Professional Responsibility Meets Facebook, Another Oops the Bar
Every year, my small section reads a New Yorker “On the Town” squib called “Oops” to kick off a discussion on care and professional responsibility in their legal careers. “Oops” tells the story of a summer associate who, in 2003, mistakenly sent the following email to lawyers with whom he worked on a deal: “I’m buy doing jack shit. Went to a nice 2hr sushi lunch today at Sushi Zen. Nice place. Spent the rest of the day typing e-mails and bullshitting with people.” The summer associate signed off the email: “So yeah, Corporate Love hasn’t worn off yet. But give me time.” The summer associate meant to send the email to his friend. Oops.
For a moment, let’s put aside the stark difference between the world (and law firm environment) facing the summer associates of 2003 and the one facing the summers of 2009 and turn to Sunday’s New York Times story “A Legal Battle: Online Attitude Vs. Rules of Bar.” The Times talked about recent cases where lawyers do violence to their careers through their online activities. Lawyers blog about judges: one wrote that he thought a named judge was an “Evil, Unfair, Witch” and questioned the judge’s competence. Another lawyer friended a judge on Facebook and later posted about his/her drinking and motorbiking. The problem: the lawyer asked the judge to delay a trial because of a death in the family in the same week that the lawyer shared the drinking tales with his/her social network. The lawyers in those cases have suffered serious consequences (the first is facing a reprimand from the bar, the second faced the wrath of his/her firm–the judge told the lawyer’s bosses what happened).

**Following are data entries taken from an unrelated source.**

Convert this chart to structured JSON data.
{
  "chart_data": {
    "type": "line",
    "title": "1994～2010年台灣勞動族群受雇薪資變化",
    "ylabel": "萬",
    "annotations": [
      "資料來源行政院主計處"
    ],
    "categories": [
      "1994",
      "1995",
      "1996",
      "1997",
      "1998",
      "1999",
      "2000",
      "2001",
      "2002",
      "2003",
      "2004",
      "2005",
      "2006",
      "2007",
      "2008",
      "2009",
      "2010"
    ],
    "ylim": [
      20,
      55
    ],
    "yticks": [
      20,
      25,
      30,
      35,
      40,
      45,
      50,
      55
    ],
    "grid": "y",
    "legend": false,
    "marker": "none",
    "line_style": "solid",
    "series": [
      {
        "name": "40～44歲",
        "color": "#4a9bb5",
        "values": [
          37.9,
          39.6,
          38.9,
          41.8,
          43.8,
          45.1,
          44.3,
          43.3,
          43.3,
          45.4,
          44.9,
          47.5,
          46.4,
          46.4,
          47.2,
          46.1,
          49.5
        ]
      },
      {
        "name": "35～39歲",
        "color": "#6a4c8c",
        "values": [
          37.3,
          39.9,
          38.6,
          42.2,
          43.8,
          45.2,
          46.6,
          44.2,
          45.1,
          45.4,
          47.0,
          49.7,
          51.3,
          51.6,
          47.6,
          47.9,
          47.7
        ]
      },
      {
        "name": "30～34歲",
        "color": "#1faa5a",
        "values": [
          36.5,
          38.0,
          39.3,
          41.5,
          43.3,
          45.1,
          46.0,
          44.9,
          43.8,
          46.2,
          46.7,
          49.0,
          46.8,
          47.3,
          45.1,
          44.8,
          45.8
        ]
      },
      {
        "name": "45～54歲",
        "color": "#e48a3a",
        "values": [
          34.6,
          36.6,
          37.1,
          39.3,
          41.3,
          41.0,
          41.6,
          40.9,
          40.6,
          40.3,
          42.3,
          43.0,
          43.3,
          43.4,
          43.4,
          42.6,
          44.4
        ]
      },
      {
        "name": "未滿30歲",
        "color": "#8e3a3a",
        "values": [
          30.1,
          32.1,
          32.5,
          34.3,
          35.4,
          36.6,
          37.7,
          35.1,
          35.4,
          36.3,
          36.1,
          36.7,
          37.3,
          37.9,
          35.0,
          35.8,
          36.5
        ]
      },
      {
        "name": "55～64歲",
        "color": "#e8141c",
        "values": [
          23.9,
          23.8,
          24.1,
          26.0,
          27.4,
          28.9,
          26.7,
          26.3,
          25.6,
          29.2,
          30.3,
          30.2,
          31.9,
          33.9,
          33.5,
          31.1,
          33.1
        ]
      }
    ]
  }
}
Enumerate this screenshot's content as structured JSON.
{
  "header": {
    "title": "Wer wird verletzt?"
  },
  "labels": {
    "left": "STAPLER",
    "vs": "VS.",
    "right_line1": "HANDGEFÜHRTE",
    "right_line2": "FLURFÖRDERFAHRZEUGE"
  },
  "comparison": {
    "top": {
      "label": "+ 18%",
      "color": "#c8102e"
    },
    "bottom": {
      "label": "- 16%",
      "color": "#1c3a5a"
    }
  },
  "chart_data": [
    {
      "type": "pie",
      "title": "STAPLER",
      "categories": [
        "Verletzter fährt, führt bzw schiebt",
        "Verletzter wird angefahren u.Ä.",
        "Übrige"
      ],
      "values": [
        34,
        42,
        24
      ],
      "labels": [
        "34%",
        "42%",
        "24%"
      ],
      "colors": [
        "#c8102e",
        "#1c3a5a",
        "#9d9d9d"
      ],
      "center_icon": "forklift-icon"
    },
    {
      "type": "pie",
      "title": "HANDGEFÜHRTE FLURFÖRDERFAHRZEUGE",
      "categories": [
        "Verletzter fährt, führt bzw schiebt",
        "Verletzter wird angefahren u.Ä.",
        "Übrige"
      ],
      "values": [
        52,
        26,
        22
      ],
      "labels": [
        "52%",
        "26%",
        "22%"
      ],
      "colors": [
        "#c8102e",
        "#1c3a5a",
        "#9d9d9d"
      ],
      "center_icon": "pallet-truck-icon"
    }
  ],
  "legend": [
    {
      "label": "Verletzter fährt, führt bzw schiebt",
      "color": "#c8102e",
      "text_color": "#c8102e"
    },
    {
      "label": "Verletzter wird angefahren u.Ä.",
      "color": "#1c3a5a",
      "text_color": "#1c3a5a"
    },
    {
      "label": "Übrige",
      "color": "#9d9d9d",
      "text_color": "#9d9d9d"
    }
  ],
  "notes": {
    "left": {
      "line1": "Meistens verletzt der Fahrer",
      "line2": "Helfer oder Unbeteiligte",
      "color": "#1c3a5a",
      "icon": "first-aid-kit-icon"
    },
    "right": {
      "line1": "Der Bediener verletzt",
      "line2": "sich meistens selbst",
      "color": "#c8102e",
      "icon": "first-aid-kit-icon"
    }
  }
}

Now, the 2003 summer associate made a big mistake, but perhaps not on the same order as the lawyers covered in yesterday’s Times. The summer associate had a slip of the finger perhaps, a hasty moment that changed the way those in his firm saw him. But the lawyers arguably dove into the pool of their fate head first: one might say that they knowingly risked their careers and should suffer the consequences (to the extent the Bar desires and the First Amendment permits). Social scientists like Alessandro Acquisti and danah boyd and legal scholars like James Grimmelmann offer an explanation for why people are so foolish online. People write carelessly not because they have “a reduced sense of privacy” but because they felt anonymous. As danah boyd explains, social network participants “live by ‘security through obscurity’ where they assume that as long as no one cares about them, no one will come knocking.” They operate under the norm that people with no social connection to them “could look at your profile, but shouldn’t.” They assume that only close friends are paying attention to their online activities. All of this is to say that perhaps President Obama shouldn’t just talk to young people about the perils of oversharing online. Maybe lawyers need the lesson too.